The Complaint filed late last week in Tulare County Superior Court alleges that Mall management and security officers threatened to arrest John Vadnais, an elder at a local church, for sharing his faith with other mall visitors.
Until last January, Vadnais went to the Mall often to shop and eat. He also struck up conversations with other shoppers and discussed his Christian faith. Mall staff harassed and eventually summoned local police to intimidate Vadnais. Vadnais sought clarity from Mall management over several months in 2012 and was eventually told that talking to strangers at the Mall was off-limits if the subject was religion.

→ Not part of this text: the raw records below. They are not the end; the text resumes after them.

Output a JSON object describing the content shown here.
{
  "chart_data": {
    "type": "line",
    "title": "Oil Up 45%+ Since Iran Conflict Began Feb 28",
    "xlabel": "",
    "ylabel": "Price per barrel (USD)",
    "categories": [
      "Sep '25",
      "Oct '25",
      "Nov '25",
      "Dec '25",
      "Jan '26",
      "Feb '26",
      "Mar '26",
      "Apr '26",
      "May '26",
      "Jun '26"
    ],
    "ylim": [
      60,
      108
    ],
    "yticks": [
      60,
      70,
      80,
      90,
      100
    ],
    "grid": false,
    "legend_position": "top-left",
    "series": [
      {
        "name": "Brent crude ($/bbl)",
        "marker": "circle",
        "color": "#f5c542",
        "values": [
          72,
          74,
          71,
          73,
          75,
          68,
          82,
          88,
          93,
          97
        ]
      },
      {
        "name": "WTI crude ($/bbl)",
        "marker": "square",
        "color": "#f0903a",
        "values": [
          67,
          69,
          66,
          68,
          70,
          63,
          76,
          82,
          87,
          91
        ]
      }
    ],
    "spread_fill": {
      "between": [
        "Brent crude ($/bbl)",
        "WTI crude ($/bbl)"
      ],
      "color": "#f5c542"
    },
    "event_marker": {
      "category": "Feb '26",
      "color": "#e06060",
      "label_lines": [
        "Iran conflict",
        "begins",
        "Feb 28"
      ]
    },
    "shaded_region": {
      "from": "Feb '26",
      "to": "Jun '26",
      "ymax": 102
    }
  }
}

PJI won a groundbreaking ruling in 2010 against the Galleria Mall near Sacramento for its arrest of a youth pastor, Matthew Snatchko, who was sharing his faith with willing listeners. It’s not clear why the Visalia Mall seems to believe that decision, authored by the current Chief Justice of the California Supreme Court, does not apply to them.
“We’re seeing a disturbing trend,” noted PJI Senior Counsel Michael Peffer, the lead attorney in the new suit. “In spite of more than 30 years of strong precedent, some malls still refuse to accept their legal obligations not to censor visitors’ speech based on its content.”
Brad Dacus, president of Pacific Justice Institute, commented, “No one should be threatened with arrest for peacefully communicating their beliefs to willing listeners. In California, large shopping malls are deemed the equivalent of public forums. It is both intolerant and illegal for the Visalia Mall to suppress speech just because it’s religious.”